TypeScript compiles to clean, simple JavaScript code which runs on any browser, in Node.js, or in any JavaScript engine that supports ECMAScript 3 (or newer).
official site: typescriptlang.org

Installation

You must have nodejs installed.

			# install as global node module:
			$ sudo npm install -g typescript

			# check installation
			$ tsc -v
				Version 3.8.3
		

Usage

We can transpile TypeScript (or ES6) to ES5 using the TypeSctipt compiler
Let's have a valid ES6 file:

			class Animal {
				name:string

				constructor(name) {
					this.name = name;
				}

				eat(){
					console.log(`${this.name} is eating`);
				}

				speak() {
					console.log(`${this.name} makes an animal noise`);
				}
			}

			class Dog extends Animal {
				constructor(name) {
					super(name);
				}

				speak() {
					console.log(`${this.name} barks`);
				}
			}

			var pluto = new Dog('Pluto');

			pluto.speak();
			pluto.eat();
		
We can transpile it to ES5 just by changing its extension to .ts and:

			tsc ES6toES5.ts
		

TypeScript Features

Static typing
Interfaces
Decorators
Transpile into old ES version
many others...

Static Typing vs Dynamic typing

In dynamically typed languages(JavaScript, Python, PHP, Ruby...) types of variables are generally not known at compile time.
In a statically typed language, variables, parameters, and objects members (i.e properties and methods) have types that the compiler knows at compile time.
The compiler use that information to perform type checks and to optimize the compiled code.
TypeScript introduces static types into JavaScript!

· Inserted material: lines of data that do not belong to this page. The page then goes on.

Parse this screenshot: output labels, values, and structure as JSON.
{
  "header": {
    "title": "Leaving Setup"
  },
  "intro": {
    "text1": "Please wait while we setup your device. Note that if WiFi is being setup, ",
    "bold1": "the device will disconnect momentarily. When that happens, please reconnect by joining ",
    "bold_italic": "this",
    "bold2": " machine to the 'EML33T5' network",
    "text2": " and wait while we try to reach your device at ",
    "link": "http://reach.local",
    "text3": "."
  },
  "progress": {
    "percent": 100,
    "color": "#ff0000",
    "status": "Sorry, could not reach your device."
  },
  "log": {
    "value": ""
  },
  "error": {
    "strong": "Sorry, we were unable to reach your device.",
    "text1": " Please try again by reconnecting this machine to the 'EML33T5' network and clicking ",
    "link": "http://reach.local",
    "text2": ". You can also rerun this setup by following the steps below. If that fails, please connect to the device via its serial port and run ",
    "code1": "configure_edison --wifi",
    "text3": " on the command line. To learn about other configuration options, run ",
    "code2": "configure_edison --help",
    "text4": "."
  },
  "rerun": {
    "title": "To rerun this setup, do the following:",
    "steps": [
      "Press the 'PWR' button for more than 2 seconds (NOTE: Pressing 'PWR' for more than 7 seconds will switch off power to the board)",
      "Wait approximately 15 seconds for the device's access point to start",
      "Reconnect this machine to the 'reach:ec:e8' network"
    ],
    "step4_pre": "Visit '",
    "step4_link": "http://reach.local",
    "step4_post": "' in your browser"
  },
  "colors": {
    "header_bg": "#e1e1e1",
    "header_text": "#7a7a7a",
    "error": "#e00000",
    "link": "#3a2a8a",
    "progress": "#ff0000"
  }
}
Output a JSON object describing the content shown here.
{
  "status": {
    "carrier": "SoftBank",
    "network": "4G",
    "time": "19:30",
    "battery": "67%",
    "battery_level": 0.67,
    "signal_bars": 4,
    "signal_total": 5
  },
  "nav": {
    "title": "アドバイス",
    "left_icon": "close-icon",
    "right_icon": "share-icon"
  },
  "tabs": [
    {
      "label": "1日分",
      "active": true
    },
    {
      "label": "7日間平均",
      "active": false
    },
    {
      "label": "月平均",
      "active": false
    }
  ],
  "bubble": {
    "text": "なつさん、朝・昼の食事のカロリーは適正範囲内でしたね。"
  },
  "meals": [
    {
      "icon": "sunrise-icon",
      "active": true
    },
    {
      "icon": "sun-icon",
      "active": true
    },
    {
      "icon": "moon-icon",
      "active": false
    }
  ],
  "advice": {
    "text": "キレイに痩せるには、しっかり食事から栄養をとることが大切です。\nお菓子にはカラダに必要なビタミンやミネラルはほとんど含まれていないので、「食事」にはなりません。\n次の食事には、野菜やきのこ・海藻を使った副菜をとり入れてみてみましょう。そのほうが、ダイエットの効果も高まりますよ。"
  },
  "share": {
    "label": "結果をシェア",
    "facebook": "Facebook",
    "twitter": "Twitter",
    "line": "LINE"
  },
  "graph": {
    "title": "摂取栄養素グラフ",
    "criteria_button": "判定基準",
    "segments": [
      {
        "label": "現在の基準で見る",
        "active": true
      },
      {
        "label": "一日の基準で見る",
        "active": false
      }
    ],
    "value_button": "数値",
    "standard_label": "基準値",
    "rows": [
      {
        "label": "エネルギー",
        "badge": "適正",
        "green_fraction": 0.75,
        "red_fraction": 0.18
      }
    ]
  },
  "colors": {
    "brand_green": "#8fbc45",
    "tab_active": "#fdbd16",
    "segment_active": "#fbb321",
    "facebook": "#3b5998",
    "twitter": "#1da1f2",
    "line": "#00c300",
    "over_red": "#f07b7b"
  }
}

The Benefits of Static Typing

Catch more errors at compile time (and less bugs at run time)
It helps IDEs with code-completion (IntelliSense)
Type annotations are useful for documentation, which helps large teams to collaborate
Static Typing in JavaScript makes it less "ugly" for developers coming from Java, #C, and so on.

Early errors/bug finding

TypeScript can help us to discover errors and bug-candidates while we write the program:

			let add = function(x,y) {
				console.log(x+y)
			}

			// this is legal JS call, but TypScript will raise an error:
			add(3);

			//test.ts(5,1): error TS2554: Expected 2 arguments, but got 1.
		
Note, that despite the error, the JS files is generated.

Create TypeScript Project

Create TypeScript Project

Prepare project folder structure

You have to create nex folder structure for your TypeScript Demo Project:


			ts_demo_project/
			├── dist
				# the compiled JS files
			└── src
				# for source TS files
		

You can use the next bash one-liner:


			mkdir -p ts_demo_project/{dist,src}
		

Create package.json

The package.json file holds various metadata relevant to the project.
Reference: What is the file `package.json`?

			cd ts_demo_project
			npm init
		

Create package.json

Add the next script command to package.json


			"scripts": {
				"build": "tsc",
				"start": "npm run build -- -w"
			},
		

The tsconfig.json file

Reference: What is a tsconfig.json?

			# make sure you are in the root project folder:
			pwd
			# .../ts_demo_project

			# create the tsconfig.json with some default settings
			tsc --init
		

or manually create the tsconfig.json and paste into it


			{
				"compilerOptions": {
					"outDir": "./dist/",
					"sourceMap": false,
					"module": "commonjs",
					"target": "ES5",
				},
				"exclude": [
					"node_modules"
				]
			}
		

Just make sure, that you have "outDir": "./dist/"

Create a simple TS file

Create the helloUser.ts in src/ folder

			let userName='Ada';
			let userAge=34;

			console.log(`Hello ${userName}, you are ${userAge} age old`);

		

start the project

write in your terminal:

			# make sure you're in the root project folder:
			pwd

			# start the project
			npm start
		
Now ts will compile each 'ts' file in src/ folder into respective file in dist/ folder. And that will happen on every change.

Basic Types in TypeScript

Basic Types in TypeScript

TypeScript Types

JavaScript have several native types, which also exist in TypeScript
boolean - true/false
number - integers, floats, Infinity and NaN
[] - arrays of other types
{} - object literal
undefined - for not set value
But TypeScript also adds:
enum - enumerations like { Red, Blue, Green }
any - use any type
void - nothing

Reference: Basic Types @typescriptlang.org

Typing - examples


			let start: boolean = false;
			let age: number = 16;
			let userName: string = "Ada";
			let dataList: number[] = [1, 2, 3];

			enum Color {Red, Green, Blue};
			let c: Color = Color.Green;

			let anything: any = 42;
			anything = "now I'm a string";
			anything = false;

			function showMessage(msg: string): void {
				console.log(msg);
			}
			showMessage('Howdy!');
		

Function Types

We can add types to each of the parameters and to the function's return type.
TypeScript can figure the return type out by looking at the return statements, so we can also optionally leave this off in many cases.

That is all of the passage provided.